Long-departed punk/new wave club. It was located at 610 2nd Ave, near James St. Douglas Mays, late of Seattle punk pioneers X-15 (whose members practiced, and sometimes lived, in the Gorilla Room basement), notes that the area is situated "between the business district and Pioneer Square." He adds that the club "eventually got closed down in about 1982 (money ran out and scene mania)."

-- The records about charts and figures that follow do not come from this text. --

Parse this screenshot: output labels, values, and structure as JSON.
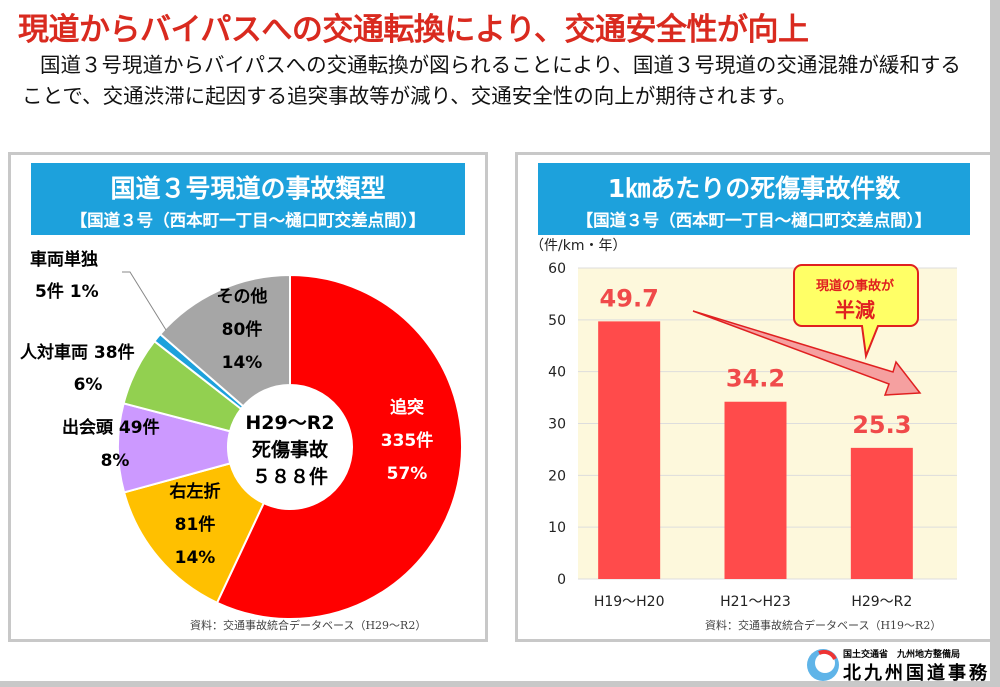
{
  "title": "現道からバイパスへの交通転換により、交通安全性が向上",
  "intro": "国道３号現道からバイパスへの交通転換が図られることにより、国道３号現道の交通混雑が緩和することで、交通渋滞に起因する追突事故等が減り、交通安全性の向上が期待されます。",
  "chart_data": [
    {
      "type": "pie",
      "donut": true,
      "title": "国道３号現道の事故類型",
      "subtitle": "【国道３号（西本町一丁目～樋口町交差点間）】",
      "center_label": [
        "H29～R2",
        "死傷事故",
        "５８８件"
      ],
      "slices": [
        {
          "name": "追突",
          "count_label": "335件",
          "value": 335,
          "percent_label": "57%",
          "color": "#ff0000"
        },
        {
          "name": "右左折",
          "count_label": "81件",
          "value": 81,
          "percent_label": "14%",
          "color": "#ffc000"
        },
        {
          "name": "出会頭",
          "count_label": "49件",
          "value": 49,
          "percent_label": "8%",
          "color": "#cc99ff"
        },
        {
          "name": "人対車両",
          "count_label": "38件",
          "value": 38,
          "percent_label": "6%",
          "color": "#92d050"
        },
        {
          "name": "車両単独",
          "count_label": "5件",
          "value": 5,
          "percent_label": "1%",
          "color": "#1da1dc"
        },
        {
          "name": "その他",
          "count_label": "80件",
          "value": 80,
          "percent_label": "14%",
          "color": "#a6a6a6"
        }
      ],
      "source": "資料：交通事故統合データベース（H29～R2）"
    },
    {
      "type": "bar",
      "title": "1㎞あたりの死傷事故件数",
      "subtitle": "【国道３号（西本町一丁目～樋口町交差点間）】",
      "ylabel": "（件/km・年）",
      "ylim": [
        0,
        60
      ],
      "yticks": [
        0,
        10,
        20,
        30,
        40,
        50,
        60
      ],
      "grid": true,
      "categories": [
        "H19～H20",
        "H21～H23",
        "H29～R2"
      ],
      "values": [
        49.7,
        34.2,
        25.3
      ],
      "value_labels": [
        "49.7",
        "34.2",
        "25.3"
      ],
      "bar_color": "#ff4b4b",
      "plot_bg": "#fdf8dc",
      "callout": [
        "現道の事故が",
        "半減"
      ],
      "source": "資料：交通事故統合データベース（H19～R2）"
    }
  ],
  "logo": {
    "ministry": "国土交通省　九州地方整備局",
    "office": "北九州国道事務所"
  }
}
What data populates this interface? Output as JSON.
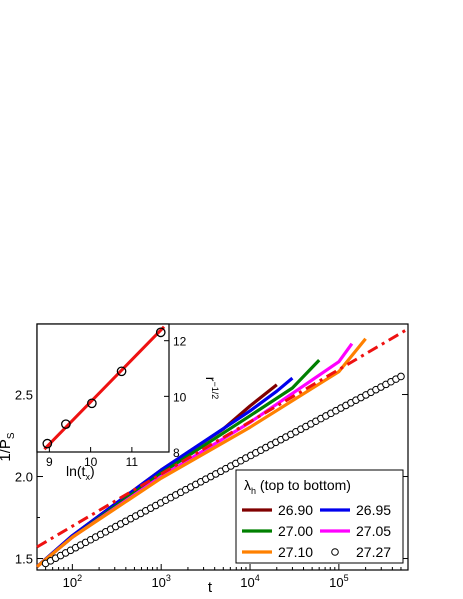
{
  "chart_data": [
    {
      "type": "line",
      "xlabel": "t",
      "ylabel_main": "1/P",
      "ylabel_sub": "S",
      "x_scale": "log",
      "xlim": [
        40,
        600000
      ],
      "ylim": [
        1.43,
        2.93
      ],
      "x_ticks": [
        100,
        1000,
        10000,
        100000
      ],
      "x_tick_labels": [
        {
          "base": "10",
          "exp": "2"
        },
        {
          "base": "10",
          "exp": "3"
        },
        {
          "base": "10",
          "exp": "4"
        },
        {
          "base": "10",
          "exp": "5"
        }
      ],
      "y_ticks": [
        1.5,
        2.0,
        2.5
      ],
      "y_tick_labels": [
        "1.5",
        "2.0",
        "2.5"
      ],
      "legend_title_symbol": "λ",
      "legend_title_sub": "h",
      "legend_title_rest": " (top to bottom)",
      "legend_position": "bottom-right",
      "series": [
        {
          "name": "26.90",
          "color": "#800000",
          "style": "line",
          "x": [
            40,
            100,
            1000,
            5000,
            10000,
            20000
          ],
          "y": [
            1.45,
            1.64,
            2.04,
            2.29,
            2.43,
            2.56
          ]
        },
        {
          "name": "26.95",
          "color": "#0000ee",
          "style": "line",
          "x": [
            40,
            100,
            1000,
            10000,
            20000,
            30000
          ],
          "y": [
            1.45,
            1.64,
            2.04,
            2.4,
            2.52,
            2.6
          ]
        },
        {
          "name": "27.00",
          "color": "#008000",
          "style": "line",
          "x": [
            40,
            100,
            1000,
            10000,
            30000,
            60000
          ],
          "y": [
            1.45,
            1.63,
            2.02,
            2.37,
            2.54,
            2.71
          ]
        },
        {
          "name": "27.05",
          "color": "#ff00ff",
          "style": "line",
          "x": [
            40,
            100,
            1000,
            10000,
            100000,
            140000
          ],
          "y": [
            1.45,
            1.63,
            2.0,
            2.33,
            2.7,
            2.81
          ]
        },
        {
          "name": "27.10",
          "color": "#ff8000",
          "style": "line",
          "x": [
            40,
            100,
            1000,
            10000,
            100000,
            200000
          ],
          "y": [
            1.45,
            1.63,
            1.99,
            2.3,
            2.64,
            2.84
          ]
        },
        {
          "name": "27.27",
          "color": "#000000",
          "style": "markers",
          "x_start": 50,
          "x_end": 500000,
          "y_start": 1.47,
          "y_end": 2.61,
          "count": 72
        },
        {
          "name": "",
          "color": "#ee1111",
          "style": "dash-dot",
          "x": [
            40,
            600000
          ],
          "y": [
            1.57,
            2.9
          ]
        }
      ]
    },
    {
      "type": "scatter",
      "xlabel_main": "ln(t",
      "xlabel_sub": "x",
      "xlabel_end": ")",
      "ylabel_main": "r",
      "ylabel_sup": "−1/2",
      "xlim": [
        8.7,
        11.9
      ],
      "ylim": [
        8.0,
        12.6
      ],
      "x_ticks": [
        9,
        10,
        11
      ],
      "x_tick_labels": [
        "9",
        "10",
        "11"
      ],
      "y_ticks": [
        8,
        10,
        12
      ],
      "y_tick_labels": [
        "8",
        "10",
        "12"
      ],
      "points": {
        "x": [
          8.95,
          9.4,
          10.03,
          10.75,
          11.7
        ],
        "y": [
          8.3,
          9.0,
          9.75,
          10.9,
          12.3
        ]
      },
      "fit_line": {
        "x": [
          8.88,
          11.78
        ],
        "y": [
          8.1,
          12.5
        ],
        "color": "#ee1111"
      }
    }
  ]
}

Clark Humphrey, in his excellent book LOSER (Feral House, Portland OR, 1995), arguably the definitive document on the Seattle music scene, writes:

     Tony Chu, son of an affluent Taiwanese family, created a band space in the back room of his Chinese restaurant on Second Avenue near Pioneer Square, north of the Smith Tower. Chu's first booker took a haphazard approach, with original bands some night, biker-blues and cover bands other nights. Then Roger Husbands booked the place for a couple of shows with the Enemy and X-15.... The full houses led Chu to make it a full-time new wave outlet by March 15, 1980. Husbands christened it the Gorilla Room (after the Chinese monkey-face Christmas tree lights decorating the room).
     Like almost all the places where punk, post-punk and grunge bands would play, it was small (liquor laws and a lack of investment capital discouraged big showcase clubs). It was a homey, raunchy, delicious place, in various degrees of being trashed. It was adorned with plastic plants and mismatched office-furniture chairs. The back music room began as an all-ages space,with 21-and-overs allowed to drink in the front room.

Note that this was not the same venue as Gorilla Gardens, which came along a bit later and in a different location.